I dont know the answer, but I would not want to subject my children to more of this same stuff if I lived in Independence, Grandview, Hickman, or Center.

chuck said...

When public schools all across America stop trying to turn every kid in school into a scholar and start teaching them a trade, this will never end.

While this insanity continues, there will be children left behind. In fact, pretty much all of the children will be lefft behind.

Its ok to be a plumber, or an electrician (Like me) or a sheetrocker.

The insanity of the curriculum, leads to the insanity of the cryyikkulum.

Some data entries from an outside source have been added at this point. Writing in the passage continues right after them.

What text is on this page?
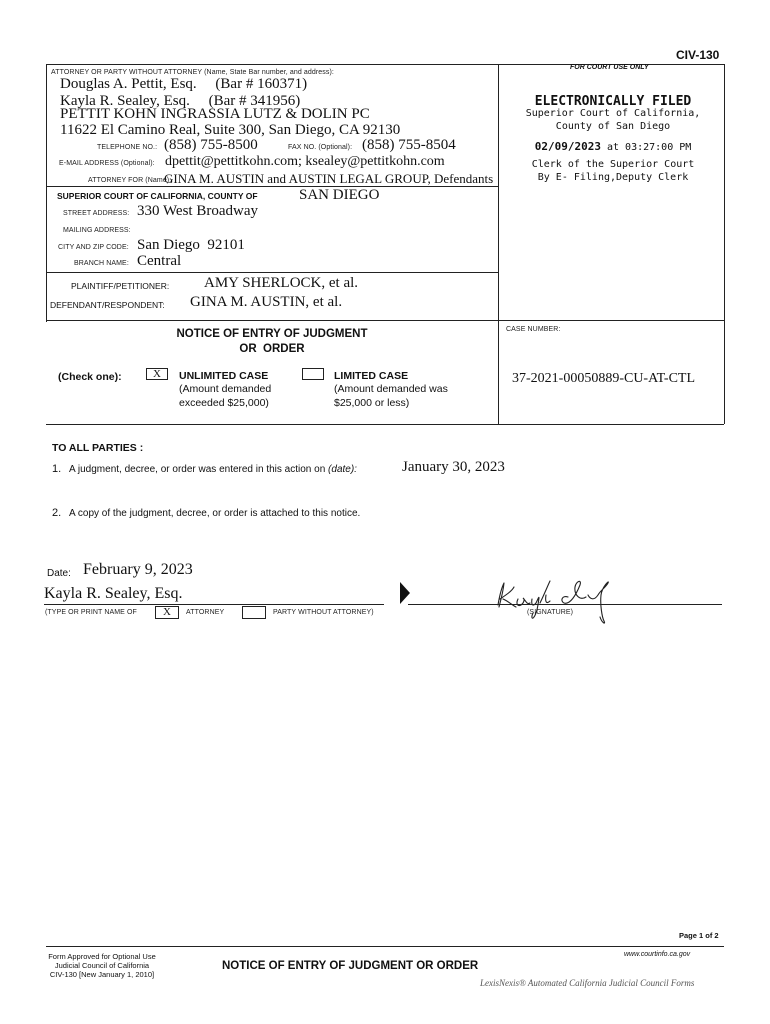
CIV-130
ATTORNEY OR PARTY WITHOUT ATTORNEY (Name, State Bar number, and address):
Douglas A. Pettit, Esq.     (Bar # 160371)
Kayla R. Sealey, Esq.     (Bar # 341956)
PETTIT KOHN INGRASSIA LUTZ & DOLIN PC
11622 El Camino Real, Suite 300, San Diego, CA 92130
TELEPHONE NO.: (858) 755-8500	FAX NO. (Optional): (858) 755-8504
E-MAIL ADDRESS (Optional): dpettit@pettitkohn.com; ksealey@pettitkohn.com
ATTORNEY FOR (Name):
GINA M. AUSTIN and AUSTIN LEGAL GROUP, Defendants
FOR COURT USE ONLY
ELECTRONICALLY FILED
Superior Court of California,
County of San Diego
02/09/2023 at 03:27:00 PM
Clerk of the Superior Court
By E- Filing,Deputy Clerk
SUPERIOR COURT OF CALIFORNIA, COUNTY OF	SAN DIEGO
STREET ADDRESS: 330 West Broadway
MAILING ADDRESS:
CITY AND ZIP CODE: San Diego  92101
BRANCH NAME: Central
PLAINTIFF/PETITIONER: AMY SHERLOCK, et al.
DEFENDANT/RESPONDENT: GINA M. AUSTIN, et al.
NOTICE OF ENTRY OF JUDGMENT
OR  ORDER
(Check one):	X	UNLIMITED CASE
(Amount demanded
exceeded $25,000)
LIMITED CASE
(Amount demanded was
$25,000 or less)
CASE NUMBER:
37-2021-00050889-CU-AT-CTL
TO ALL PARTIES :
1. A judgment, decree, or order was entered in this action on (date):	January 30, 2023
2. A copy of the judgment, decree, or order is attached to this notice.
Date: February 9, 2023
Kayla R. Sealey, Esq.
(TYPE OR PRINT NAME OF	X	ATTORNEY	PARTY WITHOUT ATTORNEY)	(SIGNATURE)
Page 1 of 2
Form Approved for Optional Use
Judicial Council of California
CIV-130 [New January 1, 2010]
NOTICE OF ENTRY OF JUDGMENT OR ORDER
www.courtinfo.ca.gov
LexisNexis® Automated California Judicial Council Forms
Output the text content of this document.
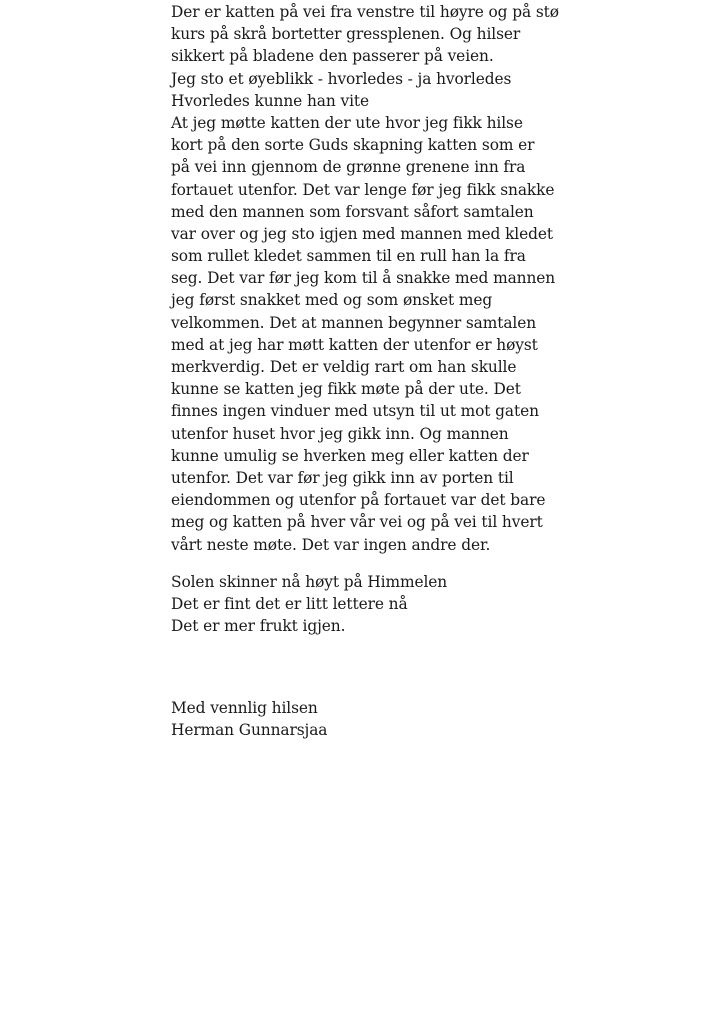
Der er katten på vei fra venstre til høyre og på stø
kurs på skrå bortetter gressplenen. Og hilser
sikkert på bladene den passerer på veien.
Jeg sto et øyeblikk - hvorledes - ja hvorledes
Hvorledes kunne han vite
At jeg møtte katten der ute hvor jeg fikk hilse
kort på den sorte Guds skapning katten som er
på vei inn gjennom de grønne grenene inn fra
fortauet utenfor. Det var lenge før jeg fikk snakke
med den mannen som forsvant såfort samtalen
var over og jeg sto igjen med mannen med kledet
som rullet kledet sammen til en rull han la fra
seg. Det var før jeg kom til å snakke med mannen
jeg først snakket med og som ønsket meg
velkommen. Det at mannen begynner samtalen
med at jeg har møtt katten der utenfor er høyst
merkverdig. Det er veldig rart om han skulle
kunne se katten jeg fikk møte på der ute. Det
finnes ingen vinduer med utsyn til ut mot gaten
utenfor huset hvor jeg gikk inn. Og mannen
kunne umulig se hverken meg eller katten der
utenfor. Det var før jeg gikk inn av porten til
eiendommen og utenfor på fortauet var det bare
meg og katten på hver vår vei og på vei til hvert
vårt neste møte. Det var ingen andre der.
Solen skinner nå høyt på Himmelen
Det er fint det er litt lettere nå
Det er mer frukt igjen.
Med vennlig hilsen
Herman Gunnarsjaa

You don't have to leave kids behind, ya just gotta use your fuckin head for something besides a liberal hat rack.

:) My dad would like that.

Bob G. said...

T.O.:
I've said for decades that all this crap started after 1970...(when I graduated).
First thing they did in Philly public schools was ELIMINATE THE DRESS CODE.
Now to me, when you LOOK like a slob, you are not only perceived AS one, but you WILL tend to slack off.

That was the snowball that was kicked down the mountain of education...everything else followed suit.
And now we see the results of such "good intentions".
(nice paving job, too...wonder where that road GOES anyway, as if we didn't know)

Great post AND comments by everyone.

Stay safe out there.

kansas city electrician said...

most of the schools are in trouble in larger cities.